Kathleen DuVal presented “Tecumseh in Arkansas” at 6 p.m. Wednesday, January 29, at The David and Barbara Pryor Center for Arkansas Oral and Visual History in the J. William Fulbright College of Arts and Sciences. This presentation was part of the Pryor Center Presents 2019-20 lecture series.
This lecture explores how thousands of Indians, worried that the United States was going to steal their land, found hope in the Shawnee military leader Tecumseh and his brother, the prophet Tenskwatawa. The brothers built a base of support in the Ohio Valley at a new settlement they called Prophetstown. But Tecumseh knew he would need more supporters to defeat the United States. He looked west to Arkansas and its large Native nations: Quapaws and Osages and also Cherokees, Delawares, and Shawnees who had recently moved to Arkansas seeking new homes farther from the Americans. So in 1810 and 1811, Tecumseh set out to try to persuade them that Indians should put aside their differences and unite against the rising threat in the east.

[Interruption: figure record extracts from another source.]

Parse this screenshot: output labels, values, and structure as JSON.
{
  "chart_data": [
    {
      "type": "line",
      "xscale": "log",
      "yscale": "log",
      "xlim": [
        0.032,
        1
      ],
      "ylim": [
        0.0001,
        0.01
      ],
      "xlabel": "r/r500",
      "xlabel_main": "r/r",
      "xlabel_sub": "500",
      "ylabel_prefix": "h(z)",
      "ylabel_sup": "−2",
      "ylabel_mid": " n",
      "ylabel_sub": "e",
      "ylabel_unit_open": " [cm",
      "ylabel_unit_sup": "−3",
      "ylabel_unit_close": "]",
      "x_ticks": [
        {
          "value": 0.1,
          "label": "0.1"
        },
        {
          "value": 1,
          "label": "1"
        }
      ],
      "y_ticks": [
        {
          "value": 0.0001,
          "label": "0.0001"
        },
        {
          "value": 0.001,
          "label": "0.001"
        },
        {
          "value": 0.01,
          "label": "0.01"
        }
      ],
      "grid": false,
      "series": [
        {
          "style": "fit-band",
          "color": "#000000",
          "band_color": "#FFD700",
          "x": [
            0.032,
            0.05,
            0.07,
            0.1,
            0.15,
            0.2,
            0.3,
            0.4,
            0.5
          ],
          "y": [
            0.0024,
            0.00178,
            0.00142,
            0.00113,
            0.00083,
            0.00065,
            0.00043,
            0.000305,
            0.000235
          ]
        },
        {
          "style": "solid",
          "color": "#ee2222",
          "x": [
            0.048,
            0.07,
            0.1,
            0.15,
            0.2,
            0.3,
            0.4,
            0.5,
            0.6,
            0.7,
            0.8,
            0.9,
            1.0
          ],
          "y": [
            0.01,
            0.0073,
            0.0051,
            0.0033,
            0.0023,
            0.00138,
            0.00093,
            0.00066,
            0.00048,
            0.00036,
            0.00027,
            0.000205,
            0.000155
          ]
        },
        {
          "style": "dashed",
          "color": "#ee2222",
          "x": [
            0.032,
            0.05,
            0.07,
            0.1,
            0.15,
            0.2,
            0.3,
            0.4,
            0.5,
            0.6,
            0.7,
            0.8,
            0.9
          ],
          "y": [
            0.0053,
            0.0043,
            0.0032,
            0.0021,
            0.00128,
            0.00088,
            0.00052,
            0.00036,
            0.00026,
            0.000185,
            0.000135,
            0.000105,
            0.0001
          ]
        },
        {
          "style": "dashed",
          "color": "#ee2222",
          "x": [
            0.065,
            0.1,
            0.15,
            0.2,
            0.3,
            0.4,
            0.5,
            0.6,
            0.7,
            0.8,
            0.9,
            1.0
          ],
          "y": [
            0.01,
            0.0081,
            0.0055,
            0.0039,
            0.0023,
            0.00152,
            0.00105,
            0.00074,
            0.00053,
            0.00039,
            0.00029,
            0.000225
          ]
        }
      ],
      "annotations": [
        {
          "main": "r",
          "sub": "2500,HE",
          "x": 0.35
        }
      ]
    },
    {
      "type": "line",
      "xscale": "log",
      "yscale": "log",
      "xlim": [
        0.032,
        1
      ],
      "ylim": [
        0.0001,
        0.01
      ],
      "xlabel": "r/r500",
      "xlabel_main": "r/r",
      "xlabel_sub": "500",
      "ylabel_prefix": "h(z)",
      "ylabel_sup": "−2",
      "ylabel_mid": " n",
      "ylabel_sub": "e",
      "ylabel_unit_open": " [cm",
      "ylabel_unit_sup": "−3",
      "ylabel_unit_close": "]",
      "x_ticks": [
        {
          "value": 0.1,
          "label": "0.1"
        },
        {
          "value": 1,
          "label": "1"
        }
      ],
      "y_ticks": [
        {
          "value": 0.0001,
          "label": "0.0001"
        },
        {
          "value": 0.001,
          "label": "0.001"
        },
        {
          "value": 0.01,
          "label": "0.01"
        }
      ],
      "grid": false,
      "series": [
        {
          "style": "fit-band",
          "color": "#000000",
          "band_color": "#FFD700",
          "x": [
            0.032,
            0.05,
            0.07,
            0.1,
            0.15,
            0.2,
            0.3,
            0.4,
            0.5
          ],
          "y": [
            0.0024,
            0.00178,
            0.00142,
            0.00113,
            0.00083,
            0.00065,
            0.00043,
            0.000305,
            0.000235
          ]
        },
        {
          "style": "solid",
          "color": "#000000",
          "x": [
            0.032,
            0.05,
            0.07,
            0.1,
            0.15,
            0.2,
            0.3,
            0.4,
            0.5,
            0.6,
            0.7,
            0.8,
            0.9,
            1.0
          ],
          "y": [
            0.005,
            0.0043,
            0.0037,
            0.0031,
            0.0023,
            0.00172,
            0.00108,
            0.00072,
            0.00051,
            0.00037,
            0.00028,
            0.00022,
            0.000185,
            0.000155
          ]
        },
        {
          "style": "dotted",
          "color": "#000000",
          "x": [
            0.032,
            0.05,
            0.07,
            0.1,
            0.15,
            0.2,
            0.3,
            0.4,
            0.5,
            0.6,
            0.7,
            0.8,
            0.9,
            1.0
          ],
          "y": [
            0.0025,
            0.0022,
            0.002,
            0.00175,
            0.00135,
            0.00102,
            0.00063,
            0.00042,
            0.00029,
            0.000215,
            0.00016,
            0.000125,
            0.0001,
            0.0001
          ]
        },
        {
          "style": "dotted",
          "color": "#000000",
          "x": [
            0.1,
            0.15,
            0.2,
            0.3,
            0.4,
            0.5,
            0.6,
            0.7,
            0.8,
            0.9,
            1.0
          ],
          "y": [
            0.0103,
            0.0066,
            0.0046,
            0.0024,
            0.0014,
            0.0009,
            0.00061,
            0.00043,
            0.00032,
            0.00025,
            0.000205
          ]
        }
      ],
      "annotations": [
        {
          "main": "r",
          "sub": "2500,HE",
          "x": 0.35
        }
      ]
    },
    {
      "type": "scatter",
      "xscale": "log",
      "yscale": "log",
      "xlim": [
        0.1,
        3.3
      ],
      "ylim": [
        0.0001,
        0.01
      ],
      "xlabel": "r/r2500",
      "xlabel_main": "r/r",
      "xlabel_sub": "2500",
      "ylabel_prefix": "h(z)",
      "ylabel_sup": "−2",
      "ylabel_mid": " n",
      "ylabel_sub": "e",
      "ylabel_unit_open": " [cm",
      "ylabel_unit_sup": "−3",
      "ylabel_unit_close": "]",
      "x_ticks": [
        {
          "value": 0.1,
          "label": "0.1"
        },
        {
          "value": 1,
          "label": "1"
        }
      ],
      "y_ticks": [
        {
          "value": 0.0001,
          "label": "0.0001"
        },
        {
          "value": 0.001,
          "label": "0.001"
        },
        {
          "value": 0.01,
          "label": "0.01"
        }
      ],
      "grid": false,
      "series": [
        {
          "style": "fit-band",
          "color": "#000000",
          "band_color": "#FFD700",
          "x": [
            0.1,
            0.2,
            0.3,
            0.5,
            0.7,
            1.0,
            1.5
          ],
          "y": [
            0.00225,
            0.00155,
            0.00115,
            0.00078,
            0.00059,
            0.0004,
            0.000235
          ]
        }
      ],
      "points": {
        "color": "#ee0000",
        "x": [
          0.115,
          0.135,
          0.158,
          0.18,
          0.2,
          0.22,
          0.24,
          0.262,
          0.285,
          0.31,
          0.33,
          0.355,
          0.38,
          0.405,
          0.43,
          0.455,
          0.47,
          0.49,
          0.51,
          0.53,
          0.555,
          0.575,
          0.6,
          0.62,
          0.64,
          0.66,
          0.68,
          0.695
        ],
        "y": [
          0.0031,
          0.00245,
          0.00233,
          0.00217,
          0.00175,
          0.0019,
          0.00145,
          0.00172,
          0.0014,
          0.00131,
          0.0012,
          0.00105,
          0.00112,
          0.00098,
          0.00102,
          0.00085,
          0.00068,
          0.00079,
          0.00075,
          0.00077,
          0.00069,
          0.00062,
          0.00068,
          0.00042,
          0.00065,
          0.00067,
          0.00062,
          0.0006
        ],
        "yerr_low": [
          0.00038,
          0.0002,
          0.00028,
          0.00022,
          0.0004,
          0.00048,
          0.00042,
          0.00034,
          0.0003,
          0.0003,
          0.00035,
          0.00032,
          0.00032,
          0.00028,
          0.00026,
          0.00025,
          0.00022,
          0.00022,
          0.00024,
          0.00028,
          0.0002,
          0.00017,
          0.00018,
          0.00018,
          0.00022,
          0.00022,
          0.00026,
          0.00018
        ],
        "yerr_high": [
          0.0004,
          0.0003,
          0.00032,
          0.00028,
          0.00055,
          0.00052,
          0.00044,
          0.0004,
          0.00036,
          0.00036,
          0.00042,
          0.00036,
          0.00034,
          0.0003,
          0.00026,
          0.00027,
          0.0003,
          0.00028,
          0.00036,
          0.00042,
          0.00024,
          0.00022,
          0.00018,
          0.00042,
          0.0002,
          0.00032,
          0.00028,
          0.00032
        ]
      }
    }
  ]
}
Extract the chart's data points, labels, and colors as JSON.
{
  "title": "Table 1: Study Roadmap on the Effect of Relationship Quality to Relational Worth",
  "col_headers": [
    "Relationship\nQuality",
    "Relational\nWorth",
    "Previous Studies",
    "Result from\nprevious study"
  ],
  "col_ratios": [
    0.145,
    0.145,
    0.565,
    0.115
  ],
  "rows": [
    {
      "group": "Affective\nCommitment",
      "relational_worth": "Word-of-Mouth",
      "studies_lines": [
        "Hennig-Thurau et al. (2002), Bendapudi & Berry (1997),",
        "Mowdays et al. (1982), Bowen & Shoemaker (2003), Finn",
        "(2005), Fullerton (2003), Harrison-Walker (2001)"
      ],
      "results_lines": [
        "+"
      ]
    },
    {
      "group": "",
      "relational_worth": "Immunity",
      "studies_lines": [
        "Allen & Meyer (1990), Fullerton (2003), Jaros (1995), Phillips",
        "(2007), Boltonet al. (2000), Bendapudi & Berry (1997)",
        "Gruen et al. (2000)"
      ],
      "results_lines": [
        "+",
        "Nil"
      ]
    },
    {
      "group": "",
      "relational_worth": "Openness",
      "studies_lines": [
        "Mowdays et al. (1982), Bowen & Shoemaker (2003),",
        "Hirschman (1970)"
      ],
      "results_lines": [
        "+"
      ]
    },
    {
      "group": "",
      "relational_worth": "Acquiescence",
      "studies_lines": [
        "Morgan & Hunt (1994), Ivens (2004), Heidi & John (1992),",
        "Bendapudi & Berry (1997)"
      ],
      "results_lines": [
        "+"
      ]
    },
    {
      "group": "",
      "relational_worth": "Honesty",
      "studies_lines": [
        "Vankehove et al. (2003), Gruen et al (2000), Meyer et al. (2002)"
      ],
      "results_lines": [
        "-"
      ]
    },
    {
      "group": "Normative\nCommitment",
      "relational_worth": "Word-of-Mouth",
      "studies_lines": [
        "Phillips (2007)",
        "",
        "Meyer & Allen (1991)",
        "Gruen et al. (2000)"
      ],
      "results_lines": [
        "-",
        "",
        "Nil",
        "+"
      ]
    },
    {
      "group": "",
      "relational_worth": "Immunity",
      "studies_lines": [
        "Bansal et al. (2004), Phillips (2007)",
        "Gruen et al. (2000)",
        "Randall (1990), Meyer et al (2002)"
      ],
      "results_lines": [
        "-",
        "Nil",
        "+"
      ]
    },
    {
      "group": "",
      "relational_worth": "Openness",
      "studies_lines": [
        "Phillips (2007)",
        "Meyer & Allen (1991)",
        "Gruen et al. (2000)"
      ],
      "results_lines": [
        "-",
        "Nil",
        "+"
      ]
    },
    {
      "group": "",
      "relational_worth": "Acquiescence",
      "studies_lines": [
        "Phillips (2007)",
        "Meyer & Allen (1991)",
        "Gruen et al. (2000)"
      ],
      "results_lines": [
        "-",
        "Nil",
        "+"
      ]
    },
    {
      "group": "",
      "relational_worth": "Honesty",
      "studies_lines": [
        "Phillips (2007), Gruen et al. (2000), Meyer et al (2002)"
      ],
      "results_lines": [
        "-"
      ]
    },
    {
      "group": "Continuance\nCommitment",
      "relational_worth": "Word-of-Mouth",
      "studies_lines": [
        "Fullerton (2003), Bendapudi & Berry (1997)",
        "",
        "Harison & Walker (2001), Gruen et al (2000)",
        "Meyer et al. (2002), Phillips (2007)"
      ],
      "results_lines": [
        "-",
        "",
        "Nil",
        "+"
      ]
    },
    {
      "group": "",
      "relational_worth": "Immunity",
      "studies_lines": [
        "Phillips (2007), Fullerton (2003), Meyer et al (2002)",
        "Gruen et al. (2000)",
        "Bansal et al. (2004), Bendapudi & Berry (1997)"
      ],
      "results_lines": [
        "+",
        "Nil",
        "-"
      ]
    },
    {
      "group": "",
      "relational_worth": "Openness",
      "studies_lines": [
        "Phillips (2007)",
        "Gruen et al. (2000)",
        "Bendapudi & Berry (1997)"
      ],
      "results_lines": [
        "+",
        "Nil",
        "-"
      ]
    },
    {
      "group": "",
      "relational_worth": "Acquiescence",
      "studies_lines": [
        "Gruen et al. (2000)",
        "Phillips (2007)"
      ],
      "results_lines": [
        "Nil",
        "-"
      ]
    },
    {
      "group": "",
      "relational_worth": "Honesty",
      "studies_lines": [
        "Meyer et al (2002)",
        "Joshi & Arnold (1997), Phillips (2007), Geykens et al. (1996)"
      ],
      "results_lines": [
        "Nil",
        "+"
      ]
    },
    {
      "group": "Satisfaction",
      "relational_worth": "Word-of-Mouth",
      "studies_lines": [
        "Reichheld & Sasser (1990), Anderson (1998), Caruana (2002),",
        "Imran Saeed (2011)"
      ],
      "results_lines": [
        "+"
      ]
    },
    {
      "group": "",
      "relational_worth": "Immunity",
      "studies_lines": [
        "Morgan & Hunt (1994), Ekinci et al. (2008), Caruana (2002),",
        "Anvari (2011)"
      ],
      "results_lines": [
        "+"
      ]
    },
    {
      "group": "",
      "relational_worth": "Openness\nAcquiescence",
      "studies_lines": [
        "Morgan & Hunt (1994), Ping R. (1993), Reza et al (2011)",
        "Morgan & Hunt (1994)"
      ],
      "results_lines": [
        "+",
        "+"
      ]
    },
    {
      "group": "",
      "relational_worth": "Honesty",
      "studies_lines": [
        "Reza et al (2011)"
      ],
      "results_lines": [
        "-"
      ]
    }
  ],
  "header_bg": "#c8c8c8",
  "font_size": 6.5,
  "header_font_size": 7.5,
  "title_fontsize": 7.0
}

DuVal, Bowman and Gordon Gray Professor in the History Department at the University of North Carolina, Chapel Hill, is a scholar of early American and American Indian history. Born in Fayetteville, Arkansas, she studied at Stanford (B.A.) and the University of California, Davis (Ph.D.) and held an Andrew W. Mellon Postdoctoral Fellowship at the University of Pennsylvania’s McNeil Center for Early American Studies before joining the faculty at UNC in 2003.
DuVal is the author of Independence Lost: Lives on the Edge of the American Revolution (Random House, 2015), which tells the little-known story of Spanish, French, British, Chickasaw, Creek, and African American people who fought in the American Revolution in the Gulf South. She is also the author of The Native Ground: Indians and Colonists in the Heart of the Continent (University of Pennsylvania Press, 2006) and the co-editor of Interpreting a Continent: Voices from Colonial America (Rowman and Littlefield, 2009), which she edited with her father, literary translator John DuVal.
DuVal lives in Durham, North Carolina, with her husband and sons.